Add the gem to your project:

$ bundle add memory-profiler

Core Concepts

Memory leaks happen when your application creates objects that should be garbage collected but remain referenced indefinitely. Over time, this causes unbounded memory growth, leading to performance degradation or crashes.
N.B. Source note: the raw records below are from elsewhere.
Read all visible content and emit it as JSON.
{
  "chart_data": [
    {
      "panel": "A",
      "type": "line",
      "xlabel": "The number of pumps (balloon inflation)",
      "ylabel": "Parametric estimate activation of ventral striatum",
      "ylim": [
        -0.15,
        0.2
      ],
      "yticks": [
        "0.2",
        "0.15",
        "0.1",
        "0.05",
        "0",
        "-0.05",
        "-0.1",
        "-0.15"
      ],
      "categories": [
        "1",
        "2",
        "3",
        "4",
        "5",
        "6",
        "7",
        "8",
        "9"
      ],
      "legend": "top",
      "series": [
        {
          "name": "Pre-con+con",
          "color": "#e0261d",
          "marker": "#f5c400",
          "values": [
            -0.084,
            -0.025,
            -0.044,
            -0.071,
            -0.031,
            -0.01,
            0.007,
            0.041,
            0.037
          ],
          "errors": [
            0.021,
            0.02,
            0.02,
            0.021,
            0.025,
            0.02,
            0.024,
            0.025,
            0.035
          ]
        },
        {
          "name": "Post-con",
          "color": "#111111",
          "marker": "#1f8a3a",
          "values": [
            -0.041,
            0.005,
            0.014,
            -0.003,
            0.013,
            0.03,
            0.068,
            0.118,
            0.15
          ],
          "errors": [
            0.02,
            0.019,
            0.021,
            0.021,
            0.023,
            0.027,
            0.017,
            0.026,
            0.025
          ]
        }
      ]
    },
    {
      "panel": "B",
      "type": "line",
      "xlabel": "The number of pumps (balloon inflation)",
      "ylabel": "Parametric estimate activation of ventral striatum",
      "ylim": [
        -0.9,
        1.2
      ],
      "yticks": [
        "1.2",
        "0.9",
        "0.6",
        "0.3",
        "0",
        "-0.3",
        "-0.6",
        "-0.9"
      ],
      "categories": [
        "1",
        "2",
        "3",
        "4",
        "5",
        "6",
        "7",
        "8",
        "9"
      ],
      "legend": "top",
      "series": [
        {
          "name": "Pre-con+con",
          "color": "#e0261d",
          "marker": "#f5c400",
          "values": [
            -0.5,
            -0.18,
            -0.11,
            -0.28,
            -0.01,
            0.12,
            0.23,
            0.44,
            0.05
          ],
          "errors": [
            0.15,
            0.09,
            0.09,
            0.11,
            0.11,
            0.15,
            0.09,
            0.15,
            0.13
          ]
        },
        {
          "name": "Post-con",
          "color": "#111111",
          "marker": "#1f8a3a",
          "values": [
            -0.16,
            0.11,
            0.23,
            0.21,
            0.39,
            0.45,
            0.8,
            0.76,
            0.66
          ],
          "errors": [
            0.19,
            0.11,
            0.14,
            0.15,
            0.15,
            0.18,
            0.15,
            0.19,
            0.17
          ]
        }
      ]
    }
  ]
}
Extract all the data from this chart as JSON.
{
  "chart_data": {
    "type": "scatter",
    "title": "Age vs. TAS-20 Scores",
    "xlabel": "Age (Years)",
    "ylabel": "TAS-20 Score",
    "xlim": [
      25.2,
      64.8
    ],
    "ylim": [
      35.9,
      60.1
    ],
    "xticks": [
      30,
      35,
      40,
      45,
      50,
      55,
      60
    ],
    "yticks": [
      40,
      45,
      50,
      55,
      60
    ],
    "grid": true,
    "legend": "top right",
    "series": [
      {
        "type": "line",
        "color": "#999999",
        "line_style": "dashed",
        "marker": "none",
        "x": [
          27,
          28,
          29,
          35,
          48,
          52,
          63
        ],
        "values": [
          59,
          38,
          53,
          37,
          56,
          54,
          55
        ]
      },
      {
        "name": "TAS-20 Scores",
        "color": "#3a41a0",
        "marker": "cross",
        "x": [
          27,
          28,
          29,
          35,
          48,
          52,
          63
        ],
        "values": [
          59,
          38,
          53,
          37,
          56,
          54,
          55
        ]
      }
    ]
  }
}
Memory::Profiler::Capture monitors allocations using Ruby's internal NEWOBJ/FREEOBJ events.
class Memory::Profiler::CallTree aggregates allocation call paths to identify leak sources.
No heap enumeration - uses O(1) counters updated automatically by the VM.

Basic Usage

The simplest way to detect memory leaks is to run the automatic sampler:

require 'memory/profiler'

# Create a sampler that monitors all allocations:
sampler = Memory::Profiler::Sampler.new(
	# Call stack depth for analysis:
	depth: 10,

	# Enable detailed tracking after 10 increases:
	increases_threshold: 10
)

sampler.start

# Run periodic sampling in a background thread:
Thread.new do
	sampler.run(interval: 60) do |sample|
		puts "⚠️  #{sample.target} growing: #{sample.current_size} objects (#{sample.increases} increases)"
		
		# After 10 increases, detailed statistics are automatically available:
		if sample.increases >= 10
			statistics = sampler.statistics(sample.target)
			puts "Top leak sources:"
			statistics[:top_paths].each do |path_data|
				puts "  #{path_data[:count]}x from: #{path_data[:path].first}"
			end
		end
	end
end

# Your application runs here...
objects = []
while true
	# Simulate a memory leak:
	objects << Hash.new
	sleep 0.1
end

What happens:

Sampler automatically tracks every class that allocates objects.
Every 60 seconds, checks if any class grew significantly (>1000 objects).
Reports growth via the block you provide.
After 10 sustained increases, automatically captures call paths.
You can then query statistics(klass) to find leak sources.

Manual Investigation

If you already know which class is leaking, you can investigate immediately:

sampler = Memory::Profiler::Sampler.new(depth: 15)
sampler.start

# Enable detailed tracking for specific class:
sampler.track_with_analysis(Hash)

# Run code that triggers the leak:
1000.times { process_request }

# Analyze:
statistics = sampler.statistics(Hash)

puts "Live Hashes: #{statistics[:live_count]}"
puts "\nTop allocation sources:"
statistics[:top_paths].first(5).each do |path_data|
	puts "\n#{path_data[:count]} allocations from:"
	path_data[:path].each { |frame| puts "  #{frame}" }
end

puts "\nHotspot frames:"
statistics[:hotspots].first(5).each do |location, count|
	puts "  #{location}: #{count}"
end

sampler.stop!

Understanding the Output

Sample data (from growth detection):

target: The class showing growth
current_size: Current live object count
increases: Number of sustained growth events (>1000 objects each)
threshold: Minimum growth to trigger an increase

Statistics (after detailed tracking enabled):

live_count: Current retained objects
top_paths: Complete call stacks ranked by allocation frequency
hotspots: Individual frames aggregated across all paths

Top paths show WHERE objects are created:

50 allocations from:
	app/services/processor.rb:45:in 'process_item'
	app/workers/job.rb:23:in 'perform'

Hotspots show which lines appear most across all paths:

app/services/processor.rb:45: 150    ← This line in many different call stacks

Performance Considerations

Automatic mode (recommended for production):

Minimal overhead initially (just counting).
Detailed tracking only enabled when leaks detected.
60-second sampling interval is non-intrusive.

Manual tracking (for investigation):

Higher overhead (captures caller_locations on every allocation).
Use during debugging, not continuous monitoring.
Only track specific classes you're investigating.